Will the TSA ever stop being such a goddamn pain in the neck? Yeah — there are issues of national security here and no one should be able to walk onto a plane carrying whatever they please, but, honestly, the Transportation Security Administration spends more time making passengers take off their shoes and confiscating human skulls out of people's bags than they do stopping actual flight risks. Is a country where two ladies can't pass through airport security with a couple of noggins in their purses really a country you want to call home? If you live in the U.S., then it already is.
Two women en route to Baltimore via Ft. Lauderdale were recently stopped by airport officials when screeners detected what looked like human skull fragments and teeth inside of their luggage. According to the Broward Sheriff’s Office, TSA agents then discovered that yes, those really were pieces of skull that had been hidden inside wrapped ceramic pottery filled with rocks and dirt.

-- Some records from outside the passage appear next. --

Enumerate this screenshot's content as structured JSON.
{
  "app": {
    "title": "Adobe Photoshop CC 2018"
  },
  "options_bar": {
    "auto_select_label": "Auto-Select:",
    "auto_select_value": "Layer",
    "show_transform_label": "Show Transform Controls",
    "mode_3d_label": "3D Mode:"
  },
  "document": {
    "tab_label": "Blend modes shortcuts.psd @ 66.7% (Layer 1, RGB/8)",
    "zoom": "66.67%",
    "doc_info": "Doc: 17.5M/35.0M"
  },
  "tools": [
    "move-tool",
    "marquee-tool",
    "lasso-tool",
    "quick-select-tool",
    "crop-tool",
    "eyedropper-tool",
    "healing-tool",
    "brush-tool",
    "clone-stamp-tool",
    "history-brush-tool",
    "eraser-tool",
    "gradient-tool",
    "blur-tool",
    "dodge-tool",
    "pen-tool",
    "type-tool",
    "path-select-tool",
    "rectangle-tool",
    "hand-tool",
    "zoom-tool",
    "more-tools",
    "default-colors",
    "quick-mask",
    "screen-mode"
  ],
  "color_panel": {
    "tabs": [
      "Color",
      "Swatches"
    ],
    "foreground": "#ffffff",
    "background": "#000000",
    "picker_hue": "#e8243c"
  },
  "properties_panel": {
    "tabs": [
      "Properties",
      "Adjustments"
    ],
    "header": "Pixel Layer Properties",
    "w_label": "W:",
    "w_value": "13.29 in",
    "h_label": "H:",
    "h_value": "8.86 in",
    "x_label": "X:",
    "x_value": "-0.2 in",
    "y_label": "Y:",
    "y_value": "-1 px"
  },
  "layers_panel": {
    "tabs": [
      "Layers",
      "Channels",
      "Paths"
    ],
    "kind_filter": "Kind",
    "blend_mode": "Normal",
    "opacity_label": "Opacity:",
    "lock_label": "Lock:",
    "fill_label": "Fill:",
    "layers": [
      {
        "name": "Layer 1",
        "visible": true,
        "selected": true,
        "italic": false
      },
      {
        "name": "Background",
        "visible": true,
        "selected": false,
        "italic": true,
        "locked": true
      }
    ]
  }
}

Forgetting that you put your skull fragments in your luggage is embarrassing, sure, but last time I went through airport security, I totally forgot to take my belt off and the TSA agent had to be all, "Excuse me, is that metal?" and I had to walk all the way back to the x-ray machine and make a big show of taking my belt off and handing it off to someone. What I'm saying is that basically, we've all been there, but not all of us have had as good of an excuse as these two unnamed skull carriers who told security officials that they had bought the pottery in Cuba two days prior as a means of warding off evil spirits from their homes.
Annoying fact — this excuse basically only works when smuggling human body parts and probably won't work for you, very specific man who I saw trying to bring a gallon of milk onto an airplane at Chicago O'Hare. But, by all means, give it a try.